Sincerely, Blue Over My Bosses

Abel: Dear Blue,

Quite a quandary! I wish I could talk to your parents, because I would tell them to take the high road. They sound very authoritarian, which stems from an inner fear of losing control. And though I’m sure they don’t mean to be as harsh as you say they are, they do believe that running the show their way is the best thing they can do for the business and their own sense of self-worth. There are many egos at play here – and yours ends up being bruised more often than not. (As an aside, some entrepreneurs don’t always make the best managers, and those two rascals you call your Boss Parents could use a lot of coaching on how to get the best out of their employees).

And I bet they hate change, yet change is just what they must embrace for that business to progress. And you represent change as the next generation that (someday) might be running the show. As much as I’m sure they love you, they subconsciously fear what you might do with the business (which, by the way, is yet another baby for them). That’s why they’re so critical of what you’re doing and they put more weight behind the consequences of your actions. You’re not just their kid or another employee, you actually symbolize their business future and that puts a lot of pressure on you!

In terms of tackling the main problem you’ve noted, I would say you should approach the parent closest to you and take him or her out for coffee or tea. That makes this a one-on-one conversation outside of the office and not Mom and Pop ganging up on their kid at your place of work.

Then tell that parent that you feel you’ve done enough for the company over the years for them to treat you with more respect and openly value your contributions, regardless of what others think. Then they should openly support their other employees, too. Praise costs nothing, but makes a world of difference.

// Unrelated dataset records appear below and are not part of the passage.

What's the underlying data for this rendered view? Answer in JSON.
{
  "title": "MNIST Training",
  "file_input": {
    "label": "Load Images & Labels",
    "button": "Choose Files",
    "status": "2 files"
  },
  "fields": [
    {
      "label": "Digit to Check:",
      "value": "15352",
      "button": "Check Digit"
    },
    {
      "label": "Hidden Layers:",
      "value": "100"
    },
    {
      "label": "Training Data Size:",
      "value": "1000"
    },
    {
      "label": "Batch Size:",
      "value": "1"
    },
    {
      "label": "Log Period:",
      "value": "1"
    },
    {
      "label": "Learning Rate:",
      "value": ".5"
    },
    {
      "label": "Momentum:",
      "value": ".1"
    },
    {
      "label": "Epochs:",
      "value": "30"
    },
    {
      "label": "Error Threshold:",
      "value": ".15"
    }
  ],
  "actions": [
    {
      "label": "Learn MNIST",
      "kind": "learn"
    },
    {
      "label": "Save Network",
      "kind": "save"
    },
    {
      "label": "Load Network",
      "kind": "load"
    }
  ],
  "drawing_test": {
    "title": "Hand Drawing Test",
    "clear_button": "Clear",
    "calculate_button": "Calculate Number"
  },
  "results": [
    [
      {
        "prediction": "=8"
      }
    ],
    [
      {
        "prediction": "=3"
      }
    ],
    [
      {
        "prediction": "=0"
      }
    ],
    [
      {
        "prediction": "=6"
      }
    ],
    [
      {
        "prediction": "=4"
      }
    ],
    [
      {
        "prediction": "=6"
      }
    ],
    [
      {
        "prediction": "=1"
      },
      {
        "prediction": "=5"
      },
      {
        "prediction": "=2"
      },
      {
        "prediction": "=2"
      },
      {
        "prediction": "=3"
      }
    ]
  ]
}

Finally, remind them that you want to do everything you can for the business and the family, but they make that hard for you without realizing it. You want a win-win situation here and will work hard with them to figure out how to do that more constructively as a team – not as parents/bosses vs. a kid/employee. Making it a group effort is definitely a step in the right direction.

Let us know how that goes, as the more you can show you all care about the same things, the more they should allow you to run with things and give you the support you need.

All my best to you, Abel

Sofi: Dear Blue,

I’ve had similar days with my Dad, Abel, but we nip it right in the bud fast. Parents being protective can also make we young people feel stifled – there’s a balance and you need to find it with them. That’s really a process.

I’m lucky that Abel raised me not to put up with a lot of crap, especially from him! He has always emphasized the need to communicate openly to handle any misunderstandings. Humans say things in moments of anger and frustration that their normal selves would never say or even feel.  It sounds like there are many moments of anger and frustration at your family business, which makes this issue even more intense.

I agree that you should try to work this out as an adult with your closest parent first (and then the other one).

But I also think you should secretly hire a resume writer to give you an out if you, as the baby bird, really need to fly out of the nest – at least temporarily.  It’s hard to tell from your letter if it’s time to jump or if it’s time to confront them constructively.

Looking forward to seeing what others in the Alignable network have to say about this letter, as I’m sure there will be a range of emotions that surface.